Later on that day I make my way into central London and Leicester Square. I'm expecting the cinema where Jess and I are having our 'meet-up' to be one of the big ones that you see on TV when the Brits have a premiere with the stars in attendance. There's none in the vicinity by the name of the Prince Charles though, and I struggle to find a local to ask, the place being heavy with tourists mooching about.
Spotting a couple of mounted police officers slowly making their way through the square, I mosey up to them with the intention of asking for directions.
"Hi," I say to them, hamming up my American accent on noting they're both female - like it makes a difference to me getting anywhere with them. "Could you ladies direct me to the Prince Charles Cinema please?"
While they look at each other to see if one knows more than the other, I check out their garb. I'm always intrigued to see female Police officers, and the novelty of the foreign informs makes the notion even more sexy. That's aside from the fact that this two are in equestrian gear: form fitting jodhpurs, leather boots in stirrups, not to mention their strong legs straddling a beast.
Turns out London's finest aren't totally sure, but think it's - "Leicester Place; just round the corner," - saying so in a Cockney accent which reminds me of Katie. I'm sure Katie would appreciate their charms too.
"Thanks," I say obligingly, and start to head round the corner to the confusingly similar named Leicester place.
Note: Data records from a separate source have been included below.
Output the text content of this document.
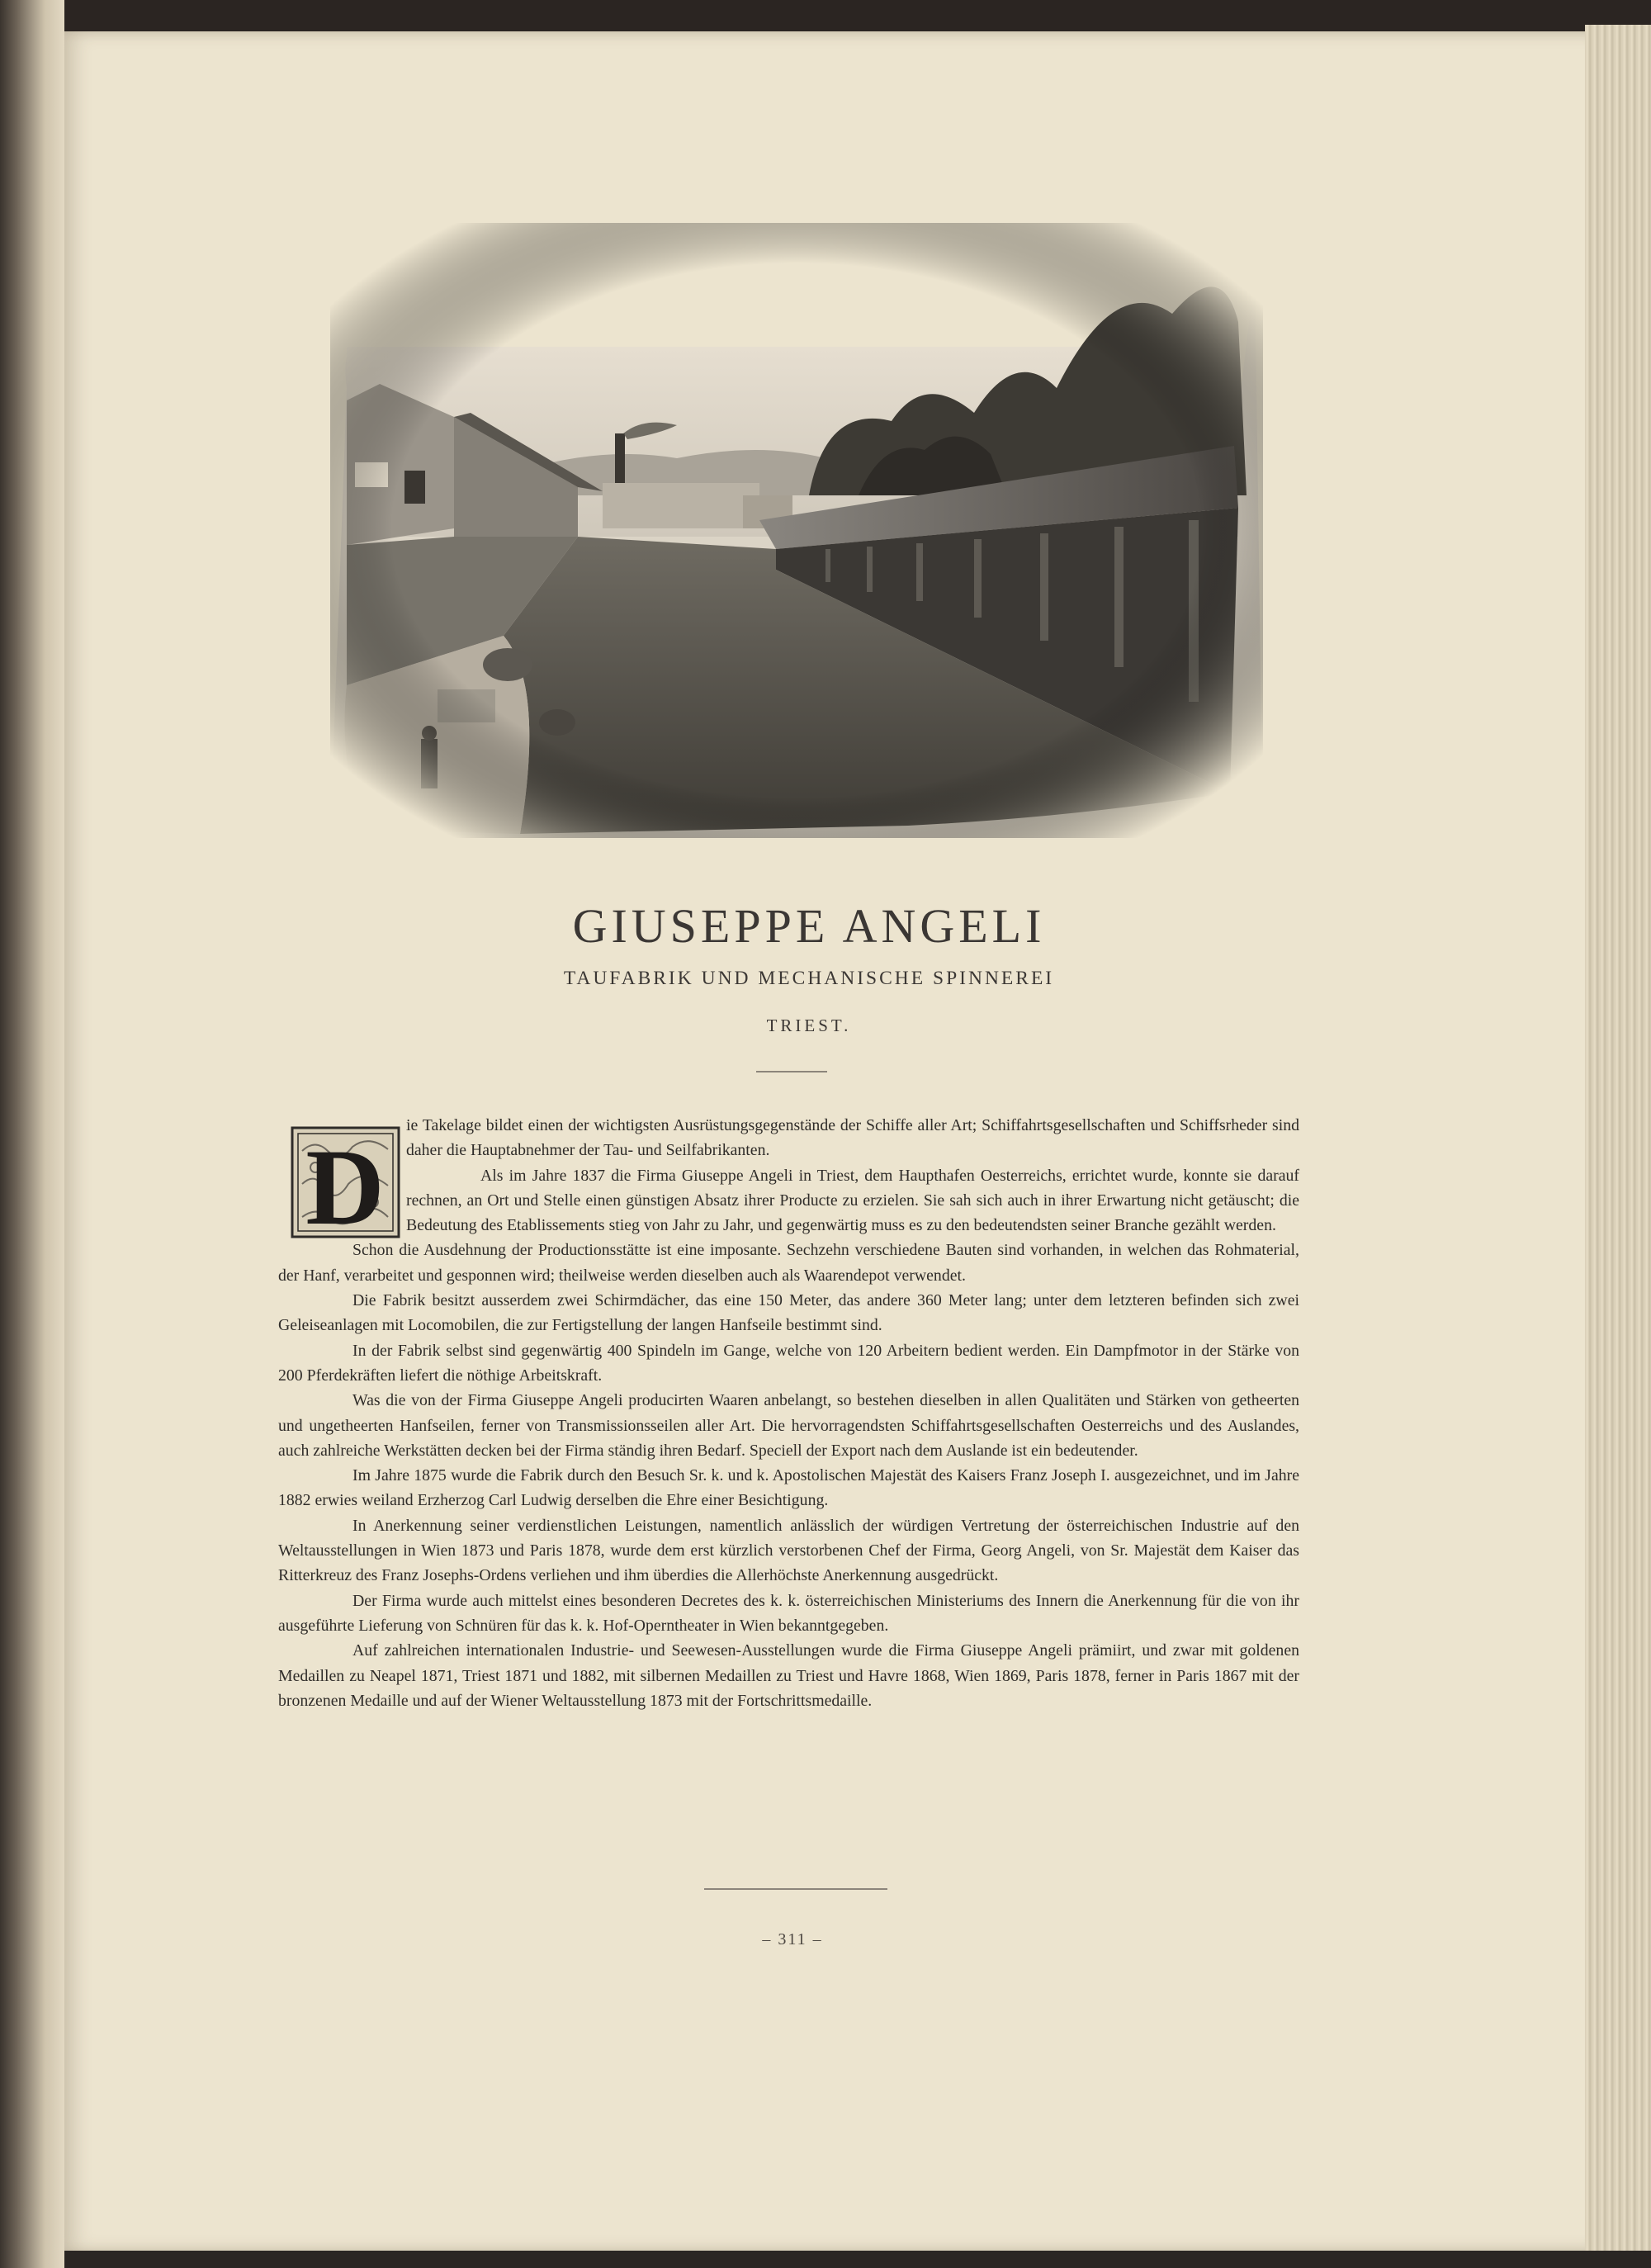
GIUSEPPE ANGELI
TAUFABRIK UND MECHANISCHE SPINNEREI
TRIEST.
D

ie Takelage bildet einen der wichtigsten Ausrüstungsgegenstände der Schiffe aller Art; Schiffahrtsgesellschaften und Schiffsrheder sind daher die Hauptabnehmer der Tau- und Seilfabrikanten.

Als im Jahre 1837 die Firma Giuseppe Angeli in Triest, dem Haupthafen Oesterreichs, errichtet wurde, konnte sie darauf rechnen, an Ort und Stelle einen günstigen Absatz ihrer Producte zu erzielen. Sie sah sich auch in ihrer Erwartung nicht getäuscht; die Bedeutung des Etablissements stieg von Jahr zu Jahr, und gegenwärtig muss es zu den bedeutendsten seiner Branche gezählt werden.

Schon die Ausdehnung der Productionsstätte ist eine imposante. Sechzehn verschiedene Bauten sind vorhanden, in welchen das Rohmaterial, der Hanf, verarbeitet und gesponnen wird; theilweise werden dieselben auch als Waarendepot verwendet.

Die Fabrik besitzt ausserdem zwei Schirmdächer, das eine 150 Meter, das andere 360 Meter lang; unter dem letzteren befinden sich zwei Geleiseanlagen mit Locomobilen, die zur Fertigstellung der langen Hanfseile bestimmt sind.

In der Fabrik selbst sind gegenwärtig 400 Spindeln im Gange, welche von 120 Arbeitern bedient werden. Ein Dampfmotor in der Stärke von 200 Pferdekräften liefert die nöthige Arbeitskraft.

Was die von der Firma Giuseppe Angeli producirten Waaren anbelangt, so bestehen dieselben in allen Qualitäten und Stärken von getheerten und ungetheerten Hanfseilen, ferner von Transmissionsseilen aller Art. Die hervorragendsten Schiffahrtsgesellschaften Oesterreichs und des Auslandes, auch zahlreiche Werkstätten decken bei der Firma ständig ihren Bedarf. Speciell der Export nach dem Auslande ist ein bedeutender.

Im Jahre 1875 wurde die Fabrik durch den Besuch Sr. k. und k. Apostolischen Majestät des Kaisers Franz Joseph I. ausgezeichnet, und im Jahre 1882 erwies weiland Erzherzog Carl Ludwig derselben die Ehre einer Besichtigung.

In Anerkennung seiner verdienstlichen Leistungen, namentlich anlässlich der würdigen Vertretung der österreichischen Industrie auf den Weltausstellungen in Wien 1873 und Paris 1878, wurde dem erst kürzlich verstorbenen Chef der Firma, Georg Angeli, von Sr. Majestät dem Kaiser das Ritterkreuz des Franz Josephs-Ordens verliehen und ihm überdies die Allerhöchste Anerkennung ausgedrückt.

Der Firma wurde auch mittelst eines besonderen Decretes des k. k. österreichischen Ministeriums des Innern die Anerkennung für die von ihr ausgeführte Lieferung von Schnüren für das k. k. Hof-Operntheater in Wien bekanntgegeben.

Auf zahlreichen internationalen Industrie- und Seewesen-Ausstellungen wurde die Firma Giuseppe Angeli prämiirt, und zwar mit goldenen Medaillen zu Neapel 1871, Triest 1871 und 1882, mit silbernen Medaillen zu Triest und Havre 1868, Wien 1869, Paris 1878, ferner in Paris 1867 mit der bronzenen Medaille und auf der Wiener Weltausstellung 1873 mit der Fortschrittsmedaille.

– 311 –
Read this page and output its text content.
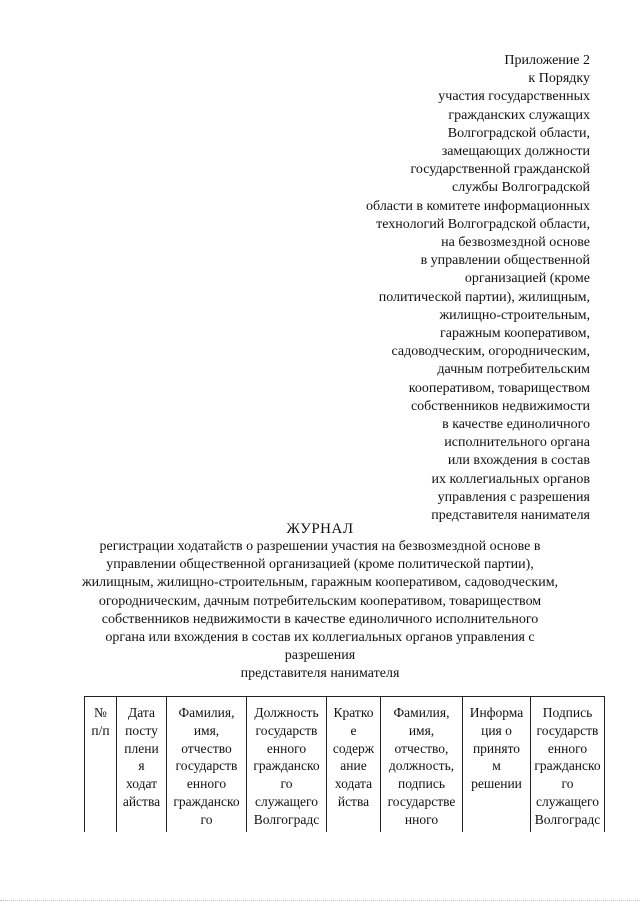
Приложение 2
к Порядку
участия государственных
гражданских служащих
Волгоградской области,
замещающих должности
государственной гражданской
службы Волгоградской
области в комитете информационных
технологий Волгоградской области,
на безвозмездной основе
в управлении общественной
организацией (кроме
политической партии), жилищным,
жилищно-строительным,
гаражным кооперативом,
садоводческим, огородническим,
дачным потребительским
кооперативом, товариществом
собственников недвижимости
в качестве единоличного
исполнительного органа
или вхождения в состав
их коллегиальных органов
управления с разрешения
представителя нанимателя
ЖУРНАЛ
регистрации ходатайств о разрешении участия на безвозмездной основе в
управлении общественной организацией (кроме политической партии),
жилищным, жилищно-строительным, гаражным кооперативом, садоводческим,
огородническим, дачным потребительским кооперативом, товариществом
собственников недвижимости в качестве единоличного исполнительного
органа или вхождения в состав их коллегиальных органов управления с
разрешения
представителя нанимателя
№
п/п

Дата
посту
плени
я
ходат
айства

Фамилия,
имя,
отчество
государств
енного
гражданско
го

Должность
государств
енного
гражданско
го
служащего
Волгоградс

Кратко
е
содерж
ание
ходата
йства

Фамилия,
имя,
отчество,
должность,
подпись
государстве
нного

Информа
ция о
принято
м
решении

Подпись
государств
енного
гражданско
го
служащего
Волгоградс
That's when I see Jess walking over with a slightly worried look on her face. "Hey. What's with the Police?'
"Oh I just needed directions," I reply.
"Oh, no problem," she says, looking relieved. "So its just over this way" - taking my arm and directing me.
"Its not one of the big ones," she tells me. "More an indie kinda art house place. I'm told the building originally functioned as a theatre, but after a short period supporting the dramatic arts, the venue was reinvented as a porn cinema."
"And now its an art-house cinema?" I muse.
"Yes, they show a lot of contemporary world cinema, as well as golden oldies and even sing-a-long movies like the Rocky Horror show."
"So what are they showing tonight?" I ask, all raised eyebrows highlighting my worry at the prospect of a singalong.
"Well something a bit edgy," she replies. "You'll have to wait and see. I won't spoil it for you."
This is indeed a little gem of a theater tucked away around the corner of the busy square, with the entry a reasonable price. It also has a bar with stools, much like a genuine English bar.
"So what's your poison Patrick? My turn, given that you just bought the tickets."
I read recently that it's all about wine and wasabi peas at these kind of places so deviate from my usual Irish whisky and opt instead for a - "White wine please? Sav blanc?" - while omitting the wasabi peas.
It's three deep at the bar but Jess works some kind of dark magic to turn back to me sharpish with "a crisp New Zealand Marlborough for the gentleman."
"Thanks," I say, on her handing the wine glass to me. Despite her assertions on the quality of the wine, she herself has gone for some kind of masculine looking cocktail in a hi-ball glass, albeit with a straw.
"You're welcome," responds Jess.
She's wearing black leather gloves as usual, and again I take pleasure in seeing one of the seemingly ubiquitous garments stretched tight and shiny around a hand gripping her glass. The other secures the straw through seductively pursed bright red lips.
"You must be feeling the cold here huh?"I ask as we perch ourselves on bar stools, nodding in reference to her never seemingly removing her gloves. Not that I'm complaining of course.
She mulls it over while sucking on the straw, her face a mask of concentration. But before able to explain, is interrupted by an abrupt call from behind her.
"Ellow?.. Patrick?.." - a loud and unexpected announcement, the words taking a moment to register, arriving as they do with a strong London accent.